Il est en conclusion bon de noter que la scolarisation de l’école maternelle, l’importance et le

poids mis sur les résultats scolaires, font du modèle d’expertise de Garnier, parmi les quatre

logiques d’action parentale qu’elle présente, le modèle assurément le plus dominant, mettant

avant tout en exergue son rôle propédeutique avant son rôle d’accueil et d’éducation des jeunes

enfants.
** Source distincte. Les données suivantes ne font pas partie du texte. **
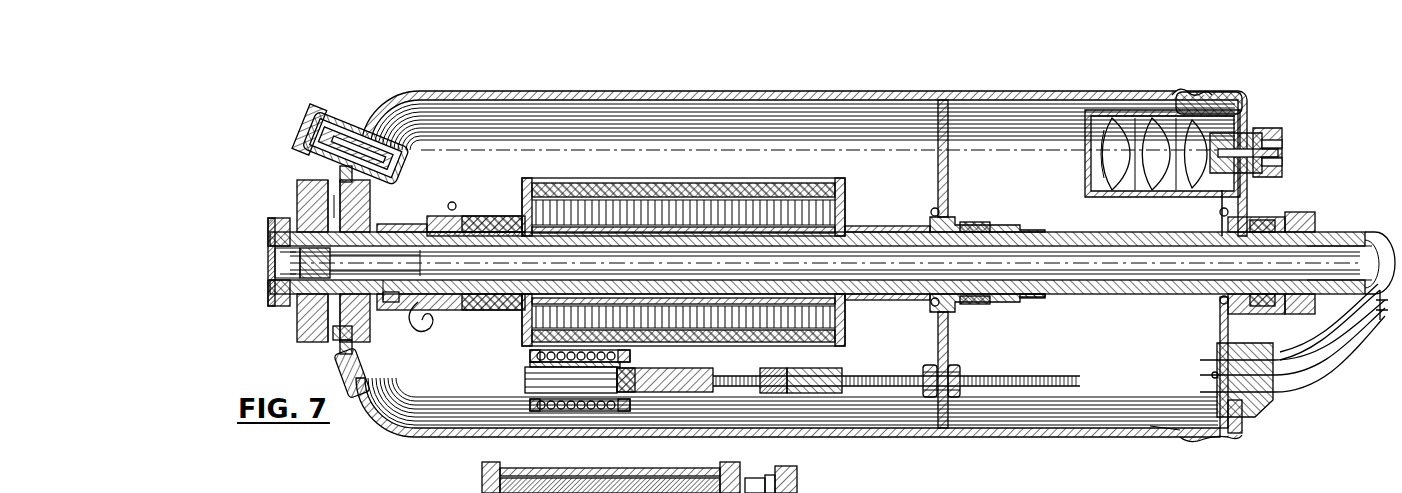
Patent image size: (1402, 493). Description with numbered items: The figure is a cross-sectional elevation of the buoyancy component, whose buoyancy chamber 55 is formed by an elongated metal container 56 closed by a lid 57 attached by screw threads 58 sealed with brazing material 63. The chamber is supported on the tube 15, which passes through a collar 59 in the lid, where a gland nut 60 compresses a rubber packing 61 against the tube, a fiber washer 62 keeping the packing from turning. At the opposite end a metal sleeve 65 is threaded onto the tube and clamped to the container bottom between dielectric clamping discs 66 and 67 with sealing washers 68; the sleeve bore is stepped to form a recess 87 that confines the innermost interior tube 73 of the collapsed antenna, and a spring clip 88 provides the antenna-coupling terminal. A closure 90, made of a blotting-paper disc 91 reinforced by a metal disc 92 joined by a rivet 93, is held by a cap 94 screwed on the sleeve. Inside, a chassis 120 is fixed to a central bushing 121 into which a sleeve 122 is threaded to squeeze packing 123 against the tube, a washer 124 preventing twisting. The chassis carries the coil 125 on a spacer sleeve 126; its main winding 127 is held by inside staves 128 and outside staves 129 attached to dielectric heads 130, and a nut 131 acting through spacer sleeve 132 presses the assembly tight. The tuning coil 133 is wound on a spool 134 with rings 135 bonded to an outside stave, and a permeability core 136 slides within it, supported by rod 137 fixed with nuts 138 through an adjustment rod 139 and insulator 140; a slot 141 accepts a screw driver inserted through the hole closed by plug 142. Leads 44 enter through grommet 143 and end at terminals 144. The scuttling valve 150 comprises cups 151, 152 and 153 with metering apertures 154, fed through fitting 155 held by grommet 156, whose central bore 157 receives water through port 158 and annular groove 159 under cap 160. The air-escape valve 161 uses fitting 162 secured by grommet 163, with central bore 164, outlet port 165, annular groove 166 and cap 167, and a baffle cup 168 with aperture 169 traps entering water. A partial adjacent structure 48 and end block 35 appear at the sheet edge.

The tube 15 is at (1158, 296).
The end block 35 is at (797, 470).
The leads 44 is at (1342, 322).
The housing section 48 is at (725, 490).
The buoyancy chamber 55 is at (1150, 430).
The container 56 is at (1046, 437).
The lid 57 is at (1238, 434).
The screw threads 58 is at (1206, 440).
The collar 59 is at (1248, 222).
The gland nut 60 is at (1305, 228).
The packing 61 is at (1256, 316).
The washer 62 is at (1290, 316).
The brazing material 63 is at (1180, 97).
The metal sleeve 65 is at (410, 224).
The clamping disc 66 is at (366, 224).
The clamping disc 67 is at (325, 344).
The washers 68 is at (340, 176).
The innermost interior tube 73 is at (387, 302).
The recess 87 is at (352, 333).
The spring clip 88 is at (424, 336).
The closure 90 is at (262, 290).
The disc 91 is at (270, 240).
The disc 92 is at (268, 250).
The rivet 93 is at (270, 262).
The cap 94 is at (300, 302).
The chassis 120 is at (948, 140).
The central bushing 121 is at (1000, 305).
The sleeve 122 is at (1046, 300).
The packing 123 is at (952, 218).
The washer 124 is at (963, 312).
The coil 125 is at (780, 168).
The spacer sleeve 126 is at (912, 226).
The main winding 127 is at (644, 186).
The inside staves 128 is at (668, 208).
The outside staves 129 is at (750, 186).
The heads 130 is at (522, 318).
The nut 131 is at (462, 222).
The spacer sleeve 132 is at (490, 226).
The tuning coil 133 is at (620, 412).
The spool 134 is at (573, 410).
The rings 135 is at (538, 412).
The permeability core 136 is at (700, 393).
The rod 137 is at (880, 388).
The nuts 138 is at (926, 370).
The adjustment rod 139 is at (770, 394).
The insulator 140 is at (820, 394).
The slot 141 is at (560, 380).
The plug 142 is at (362, 371).
The grommet 143 is at (1270, 410).
The terminals 144 is at (1200, 392).
The scuttling valve 150 is at (1253, 118).
The cup 151 is at (1216, 198).
The second cup 152 is at (1196, 172).
The third cup 153 is at (1108, 192).
The aperture 154 is at (1098, 160).
The fitting 155 is at (1250, 175).
The grommet 156 is at (1232, 130).
The central bore 157 is at (1260, 130).
The port 158 is at (1280, 147).
The annular groove 159 is at (1280, 170).
The cap 160 is at (1280, 158).
The air-escape valve 161 is at (333, 122).
The fitting 162 is at (322, 132).
The grommet 163 is at (376, 126).
The central bore 164 is at (352, 128).
The outlet port 165 is at (330, 126).
The annular groove 166 is at (324, 151).
The cap 167 is at (324, 141).
The baffle cup 168 is at (404, 158).
The aperture 169 is at (405, 171).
Cependant, dans une société diversifiée, il faut, à l’évidence, envisager une pluralité de

logiques d’acteurs engagés dans des démarches de coéducation qui varient selon les situations.
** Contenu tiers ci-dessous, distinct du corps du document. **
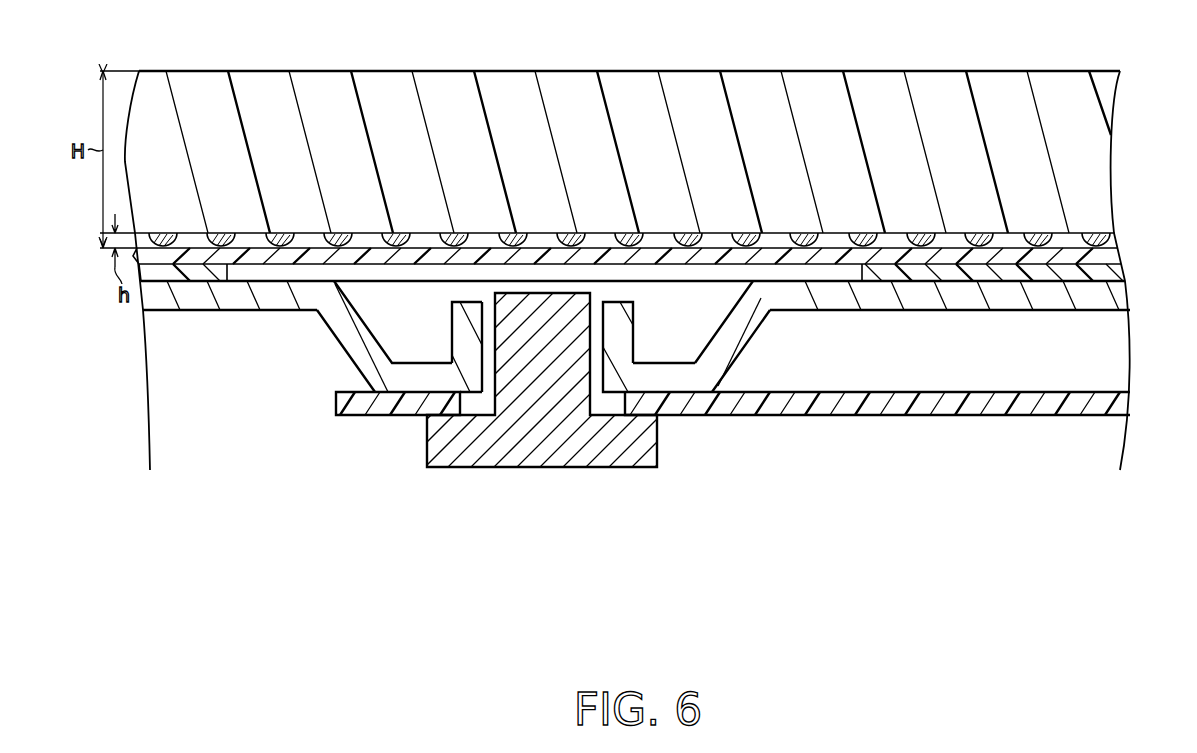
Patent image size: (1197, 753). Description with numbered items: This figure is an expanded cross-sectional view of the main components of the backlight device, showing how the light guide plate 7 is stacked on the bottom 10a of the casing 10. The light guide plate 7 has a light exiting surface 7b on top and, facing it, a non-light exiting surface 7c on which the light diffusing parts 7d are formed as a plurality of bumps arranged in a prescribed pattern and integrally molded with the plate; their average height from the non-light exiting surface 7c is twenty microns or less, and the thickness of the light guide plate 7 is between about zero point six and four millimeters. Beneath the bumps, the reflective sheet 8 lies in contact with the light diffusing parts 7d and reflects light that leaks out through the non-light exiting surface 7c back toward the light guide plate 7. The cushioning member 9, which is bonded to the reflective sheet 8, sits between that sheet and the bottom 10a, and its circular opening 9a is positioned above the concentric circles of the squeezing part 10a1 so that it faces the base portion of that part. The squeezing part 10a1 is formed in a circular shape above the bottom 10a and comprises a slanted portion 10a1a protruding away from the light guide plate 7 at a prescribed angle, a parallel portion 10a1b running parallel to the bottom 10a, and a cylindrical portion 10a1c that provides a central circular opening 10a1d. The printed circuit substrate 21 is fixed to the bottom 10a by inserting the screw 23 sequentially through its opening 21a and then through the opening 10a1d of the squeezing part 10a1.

The light guide plate 7 is at (1079, 159).
The light exiting surface 7b is at (637, 70).
The non-light exiting surface 7c is at (1116, 233).
The light diffusing parts 7d is at (221, 245).
The reflective sheet 8 is at (1106, 256).
The cushioning member 9 is at (1001, 268).
The opening 9a is at (404, 274).
The casing 10 is at (948, 311).
The bottom 10a is at (1086, 292).
The squeezing part 10a1 is at (753, 342).
The slanted portion 10a1a is at (723, 356).
The parallel portion 10a1b is at (658, 366).
The cylindrical portion 10a1c is at (468, 342).
The circular opening 10a1d is at (487, 354).
The printed circuit substrate 21 is at (869, 416).
The opening 21a is at (610, 409).
The screw 23 is at (541, 428).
A ce sujet, les travaux de recherche de Mackiewicz (2010) montrent que les enseignants de

l’école maternelle proposent généralement aux familles des dispositifs « composites » qui

permettent de ce fait aux parents de s’engager selon la démarche qui leur convient le mieux :

« moments de convivialité, familiarisation avec l’univers scolaire, exercice d’une démocratie

représentative... », cette diversité permettant au passage une appropriation plurielle des

dispositifs.

Aussi, pour les parents, l’arrivée à l’école maternelle en tant qu’accompagnateurs de leur enfant

fait l’objet d’un réel apprentissage, où sont en jeu des normes sociales, des valeurs culturelles

qui, selon les situations du rapport entre école et familles, se complètent, sont imbriquées ou,

au contraire, s’observent et s’opposent. Quant à l’école maternelle, en pensant l’organisation

du temps scolaire, en proposant des activités diverses ouvertes aux parents, en cherchant à

partager un langage commun avec toutes les familles, en faisant vivre aux acteurs les premières

expériences d’une petite « démocratie participative », elle doit permettre aux parents une

appropriation plurielle des dispositifs.